The problems that zero-tolerance addresses are myriad, and include Jokari running amok with his yellow squirt gun. And by running amok, I mean the published reports that he kept it in his book bag, didn't point it at anyone or try to terrorize classmates... There's a report that he was turned in by a girl on a school bus who said he was squirting people with it, which was refuted by the school bus driver. So, the girl who turned him in was lying about everything but the presence of his toy, a toy that looks like a toy, and presented no threat to anyone. Now, he's expelled.
And I suppose I should be glad - we can't have little terrorists going jihad in school with squirt guns. Squirt guns are gateway weapons, after all. Next thing you know he'll be swinging a spiked mace in a sea of friends and classmates, screaming "Ich werde Sie alle toten!" And Adam Liston, oh that silly scamp, thought he could hide behind his honor roll status, the lauds he's received for years for being a model student and citizen, the praise of teachers and friends and strangers, the esteem he built working long hours to save money for a college he was accepted to there during the senior year in high school when the stress got to him and he lapsed. His memory lapsed, that is, and he left his brand new sporting shotgun - unloaded and in its factory box - behind the seat of his pickup truck when he drove to school. He was pulled from class, the superintendent searched his truck, and six police cruisers responded. The 230 pound mountain of a young man was reduced to tears as he was shoved in the back seat of a police cruiser and driven to the Yolo County Jail. A bright kid, a model citizen, a sportsman proud of the shotgun he bought himself for his recent 18th birthday, the son of the former PTA president, is now expelled and faces two felony charges. So much for getting top-end jobs, ever working for the government, or, you know, being able to show his face around his peers. And even one felony bars you from ever legally owning a gun. You don't readily get up from falling that far from grace. He ran afoul of the zero-tolerance policy, and his public school is required - because it receives federal money - to adhere strictly to the Gun-Free Schools Act. No leeway. No second chances. Not for a ten-year-old with a squirt gun, not for an honor roll student with a memory lapse. Not for the kids we've heard about who are expelled for pointing their fingers and saying "bang," not for those who have paint ball magazines taken away from them in study hall. No mercy... and no sense.

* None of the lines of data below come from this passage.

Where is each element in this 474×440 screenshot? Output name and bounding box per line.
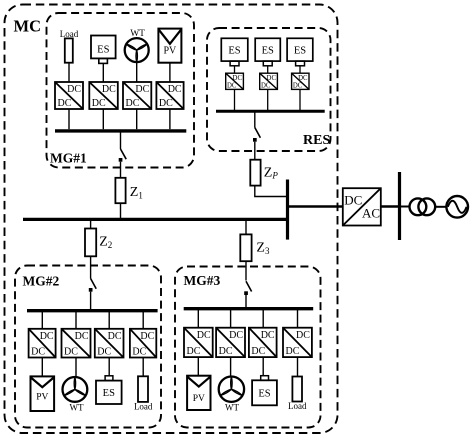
svg-text:DC: DC [135,84,149,95]
wire RES converter3 to RES bus [299,89,301,110]
wire transformer to grid source [435,206,446,208]
svg-text:DC: DC [344,193,362,208]
converter DC/DC (MG#3 load) [283,328,312,357]
wire converter1 to PV [197,357,199,376]
svg-text:ES: ES [228,46,240,57]
svg-text:DC: DC [293,83,303,90]
photovoltaic PV (MG#3) [187,376,210,410]
wire RES converter2 to RES bus [267,89,269,110]
wire Z3 to switch [245,261,247,280]
converter DC/DC (MG#1 WT) [123,82,151,109]
wire RES converter1 to RES bus [234,89,236,110]
label MG#2 [23,274,60,289]
wire PV to converter [169,63,171,82]
converter DC/DC (MG#3 WT) [216,328,245,357]
label Z2 [99,235,112,250]
converter DC/DC (MG#1 load) [55,82,83,109]
energy storage ES2 (RES) [255,38,280,65]
label Z1 [130,185,143,200]
converter DC/DC (RES 1) [226,73,244,89]
svg-text:DC: DC [64,346,78,357]
wire converter3 to MG1 bus [136,109,138,129]
svg-text:WT: WT [70,403,84,413]
label MG#1 [50,151,87,166]
photovoltaic PV (MG#1) [158,29,181,63]
converter DC/DC (RES 2) [260,73,278,89]
label Z3 [256,241,270,256]
boundary MG#1 [47,13,195,168]
load Load (MG#2) [134,376,153,411]
svg-text:Z2: Z2 [99,235,112,250]
svg-text:DC: DC [219,346,233,357]
wire converter4 to load [297,357,299,376]
converter DC/DC (MG#2 WT) [62,329,91,358]
wire converter1 to PV [41,358,43,377]
svg-text:DC: DC [227,83,237,90]
wire Load to converter [68,63,70,82]
switch (MG#1 feeder) [119,149,127,162]
wind turbine WT (MG#2) [63,377,88,413]
switch (MG#2 feeder) [89,279,96,292]
energy storage ES (MG#1) [91,36,116,64]
svg-text:DC: DC [31,346,45,357]
svg-text:MC: MC [14,17,42,36]
wire converter4 to MG1 bus [169,109,171,129]
wire RES bus to switch [254,111,256,127]
converter DC/DC (MG#2 PV) [29,329,56,358]
svg-text:DC: DC [75,331,89,342]
bus bar (DC side) [286,180,289,240]
svg-text:ES: ES [262,46,274,57]
wire MG2 bus to converter1 [41,311,43,329]
svg-text:DC: DC [251,346,265,357]
photovoltaic PV (MG#2) [31,376,55,411]
bus bar (AC side) [398,172,401,240]
svg-text:DC: DC [267,75,277,82]
wire MG3 bus to converter3 [262,309,264,328]
boundary MG#3 [175,267,321,428]
converter DC/DC (MG#1 ES) [89,82,118,109]
svg-text:Z3: Z3 [256,241,270,256]
wire DC/AC converter to AC bus bar [381,205,400,208]
svg-text:DC: DC [261,330,275,341]
svg-text:DC: DC [108,331,122,342]
converter DC/DC (MG#3 PV) [184,328,213,357]
wire main bus to Z2 [90,219,92,228]
switch (MG#3 feeder) [244,281,251,295]
wire MG2 bus to converter4 [142,311,144,329]
label MC [14,17,42,36]
wire Z1 to main bus [120,203,122,219]
label Zp [264,165,279,180]
wire MG3 bus to converter1 [197,309,199,328]
wire MG3 bus to converter4 [297,309,299,328]
label RES [303,133,330,148]
impedance Z1 [115,178,125,203]
svg-text:DC: DC [187,346,201,357]
svg-text:DC: DC [296,330,310,341]
impedance Z3 [240,234,251,261]
label MG#3 [184,273,221,288]
wire MG3 bus to converter2 [230,309,232,328]
wire ES3 to converter [299,66,301,73]
AC source (utility grid) [446,196,468,218]
wire switch to MG2 bus [90,292,92,311]
switch (RES feeder) [253,128,260,142]
svg-text:DC: DC [159,98,173,109]
wire WT to converter [136,62,138,82]
svg-text:DC: DC [140,331,154,342]
wire switch to MG3 bus [245,294,247,309]
impedance Zp [250,160,260,186]
bus main DC bus [23,218,288,221]
svg-text:DC: DC [58,98,72,109]
svg-text:DC: DC [298,75,308,82]
energy storage ES (MG#3) [252,376,277,406]
svg-text:Load: Load [288,401,307,411]
svg-text:DC: DC [97,346,111,357]
converter DC/DC (MG#2 ES) [95,329,124,358]
converter DC/AC (grid interface) [343,188,381,225]
svg-text:Load: Load [60,29,79,39]
bus RES [216,110,325,113]
impedance Z2 [85,229,96,257]
svg-text:Z1: Z1 [130,185,143,200]
svg-text:MG#3: MG#3 [184,273,221,288]
wire converter2 to WT [75,358,77,378]
wire Zp to AC bus bar [255,186,288,197]
energy storage ES1 (RES) [221,38,248,65]
svg-text:ES: ES [258,389,270,400]
svg-text:DC: DC [126,98,140,109]
svg-text:PV: PV [36,393,48,403]
svg-text:DC: DC [102,84,116,95]
wire main bus to Z3 [245,219,247,234]
wire Z2 to switch [90,256,92,278]
svg-text:DC: DC [92,98,106,109]
wire MG2 bus to converter2 [75,311,77,329]
svg-text:MG#2: MG#2 [23,274,60,289]
svg-text:WT: WT [225,403,239,413]
wire ES2 to converter [267,66,269,73]
boundary RES [207,28,331,151]
svg-text:DC: DC [286,346,300,357]
svg-text:RES: RES [303,133,330,148]
svg-text:DC: DC [197,330,211,341]
bus MG#3 [184,307,314,310]
svg-text:DC: DC [233,75,243,82]
svg-text:DC: DC [40,331,54,342]
svg-text:ZP: ZP [264,165,279,180]
svg-text:DC: DC [132,346,146,357]
converter DC/DC (RES 3) [292,73,309,89]
energy storage ES3 (RES) [287,38,313,65]
wire ES1 to converter [234,66,236,73]
wire switch to Zp [254,142,256,160]
wind turbine WT (MG#1) [125,29,149,62]
wire converter2 to MG1 bus [102,109,104,129]
wire AC bus bar to transformer [400,206,410,208]
boundary MG#2 [15,266,161,428]
wire MG2 bus to converter3 [108,311,110,329]
svg-text:DC: DC [229,330,243,341]
load Load (MG#1) [60,29,79,63]
wire converter3 to ES [108,358,110,376]
wire converter3 to ES [262,357,264,376]
wind turbine WT (MG#3) [219,377,244,413]
wire switch to Z1 [120,162,122,178]
boundary MC (microgrid cluster) [5,5,338,434]
transformer T1 [410,198,436,215]
svg-text:AC: AC [362,206,380,221]
load Load (MG#3) [288,377,307,411]
svg-text:PV: PV [164,45,178,56]
converter DC/DC (MG#2 load) [130,329,156,358]
svg-text:ES: ES [103,388,115,399]
svg-text:ES: ES [97,45,109,56]
bus MG#2 [27,309,158,312]
wire MG1 bus to switch [120,131,122,149]
wire converter1 to MG1 bus [68,109,70,129]
converter DC/DC (MG#1 PV) [156,82,183,109]
wire bus bar to DC/AC converter [288,205,343,208]
bus MG#1 [55,129,186,132]
wire converter2 to WT [230,357,232,376]
converter DC/DC (MG#3 ES) [249,328,277,357]
energy storage ES (MG#2) [96,376,122,404]
svg-text:ES: ES [294,46,306,57]
svg-text:DC: DC [67,84,81,95]
svg-text:Load: Load [134,402,153,412]
svg-text:DC: DC [168,84,182,95]
svg-text:PV: PV [193,394,205,404]
svg-text:DC: DC [261,83,271,90]
wire ES to converter [102,63,104,82]
wire converter4 to load [142,358,144,377]
svg-text:MG#1: MG#1 [50,151,87,166]
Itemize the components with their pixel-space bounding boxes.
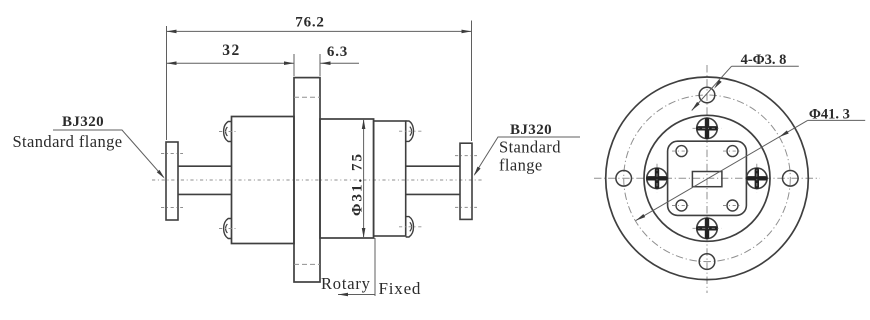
dimension 6.3 line with outside arrow (321, 62, 360, 64)
left flange bolt hole centerline bottom (161, 207, 183, 209)
right flange bolt hole centerline bottom (455, 206, 477, 208)
outer flange circle (606, 77, 809, 280)
bolt circle dash-dot (624, 95, 791, 262)
left flange bolt hole centerline top (161, 153, 183, 155)
cross screw bottom (697, 218, 718, 239)
right block top screw (406, 121, 414, 141)
front view horizontal centerline (594, 177, 820, 179)
svg-text:Φ41. 3: Φ41. 3 (809, 107, 850, 123)
svg-text:BJ320: BJ320 (62, 114, 104, 130)
right waveguide flange plate (460, 143, 472, 219)
Phi41.3 leader underline (808, 119, 866, 121)
bolt hole right (783, 171, 799, 187)
right flange bolt hole centerline top (455, 155, 477, 157)
disc hidden line top (294, 96, 320, 98)
rotary direction arrow (338, 294, 375, 296)
cross screw right (747, 168, 768, 189)
right waveguide tube bottom wall (406, 193, 460, 195)
right body block (fixed side) (320, 119, 374, 238)
inner circle (644, 115, 770, 241)
svg-text:Standard flange: Standard flange (12, 132, 122, 151)
left waveguide tube top wall (178, 165, 232, 167)
dimension 76.2 line (167, 30, 472, 32)
left waveguide tube bottom wall (178, 193, 232, 195)
svg-text:flange: flange (499, 156, 543, 175)
svg-text:BJ320: BJ320 (510, 122, 552, 138)
4-Phi3.8 leader underline (732, 65, 799, 67)
extension line x=294 (293, 54, 295, 76)
left waveguide flange plate (166, 142, 178, 220)
corner hole bottom-left (676, 200, 687, 211)
small fixed flange block (374, 121, 406, 236)
4-Phi3.8 leader line (692, 66, 732, 110)
disc hidden line bottom (294, 263, 320, 265)
dimension Phi31.75 line (363, 119, 365, 238)
svg-text:32: 32 (222, 42, 241, 59)
front view vertical centerline (706, 65, 708, 293)
rotary/fixed divider line (374, 238, 376, 296)
extension line x=320 (319, 54, 321, 76)
Phi41.3 diameter leader line (636, 120, 808, 220)
cross screw left (647, 168, 668, 189)
svg-text:76.2: 76.2 (295, 14, 324, 30)
right waveguide tube top wall (406, 165, 460, 167)
left body block (rotary side) (232, 117, 295, 244)
svg-text:Rotary: Rotary (321, 274, 371, 293)
extension line left x=166.5 (166, 26, 168, 140)
corner hole top-right (727, 146, 738, 157)
bolt hole top (699, 87, 715, 103)
bolt hole bottom (699, 254, 715, 270)
svg-text:Standard: Standard (499, 138, 561, 157)
svg-text:6.3: 6.3 (327, 44, 348, 60)
leader line left flange (53, 130, 164, 177)
svg-text:4-Φ3. 8: 4-Φ3. 8 (741, 52, 787, 68)
dimension 32 line (167, 62, 295, 64)
svg-text:Fixed: Fixed (379, 279, 422, 298)
corner hole top-left (676, 146, 687, 157)
leader line right flange (475, 137, 581, 175)
extension line right x=471.5 (471, 21, 473, 142)
waveguide aperture rectangle (692, 172, 722, 187)
corner hole bottom-right (727, 200, 738, 211)
left block bottom screw (224, 219, 232, 239)
inner square flange (668, 141, 747, 215)
cross screw top (697, 118, 718, 139)
left block top screw (224, 122, 232, 142)
main horizontal centerline (152, 179, 482, 181)
rotary flange disc (294, 78, 320, 282)
svg-text:Φ31. 75: Φ31. 75 (350, 152, 366, 216)
bolt hole left (616, 171, 632, 187)
right block bottom screw (406, 217, 414, 237)
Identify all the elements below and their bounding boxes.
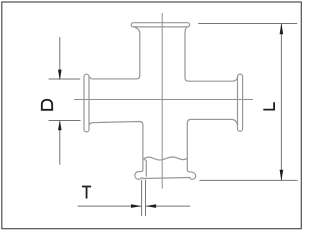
label L (rotated) — [263, 102, 275, 110]
break line on bottom leg — [143, 157, 187, 160]
T extension line right — [145, 180, 147, 216]
bottom ferrule left ear — [135, 170, 143, 179]
top ferrule neck left and top leg left wall — [134, 27, 139, 79]
vertical centerline — [161, 13, 163, 189]
top ferrule flange — [131, 23, 189, 27]
T extension line left — [141, 180, 143, 216]
right ferrule flange — [238, 74, 243, 131]
D dimension line bottom segment — [59, 121, 61, 165]
bottom leg left wall — [142, 125, 144, 170]
T arrow left — [131, 204, 142, 208]
D dimension line top segment — [59, 37, 61, 79]
horizontal centerline — [74, 99, 253, 101]
top ferrule neck right and top leg right wall — [185, 27, 189, 81]
right arm bottom wall — [187, 119, 237, 124]
L dimension line — [280, 24, 282, 181]
right arm top wall — [189, 78, 238, 82]
T arrow right — [146, 204, 157, 208]
bottom ferrule right ear — [187, 170, 195, 179]
inner wall section line below break — [145, 160, 147, 177]
T dimension line right segment — [146, 205, 190, 207]
left arm bottom wall — [89, 122, 143, 126]
L arrow top — [280, 23, 284, 34]
left ferrule flange — [84, 74, 89, 132]
D extension line top — [49, 78, 81, 80]
D arrow bottom — [58, 120, 62, 130]
label T — [82, 186, 91, 199]
bottom ferrule face line — [143, 178, 190, 179]
L extension line top — [198, 22, 297, 24]
label D (rotated) — [41, 99, 53, 111]
L arrow bottom — [280, 170, 284, 181]
D extension line bottom — [49, 120, 81, 122]
bottom leg right wall — [186, 123, 188, 170]
T dimension line left segment — [78, 205, 141, 207]
L extension line bottom — [200, 179, 298, 181]
D arrow top — [58, 70, 62, 81]
left arm top wall — [89, 77, 136, 79]
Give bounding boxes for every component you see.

So why do I care about what's going on in high school, an institution I escaped last century? 'Cause in a few years we'll be hiring the products of these new prisons, and I don't want them to be paranoid, fucked up psychopaths with years of rage and teen angst locked behind stormy eyes. I don't want them to be broken, beaten-down and underdeveloped automatons either. The last thing we need is to stifle and break an entire generation, the next generation we'll tap for mailmen and dentists and other professions notorious for violent outbursts that take friends and family with them into the headlines. And someday a lot of us are going to have kids, whether we want 'em or not, and they'll eventually go through whatever cinderblock mind-fuck we leave in place for them - prisons of expression, prisons of freedom of speech (it was suspended in a Westminster, Colorado middle school in April) - places through which they must pass to become anything substantial in life... and yet places from which one can be permanently cast for pointing a finger and saying "Bang!".
Is this what has happened to our country?
(Sorry this one was kinda serious, a co-workers 20 year old son OD'd this week, so I wanted to take a break from the fun stuff for a minute. Thanks for reading.)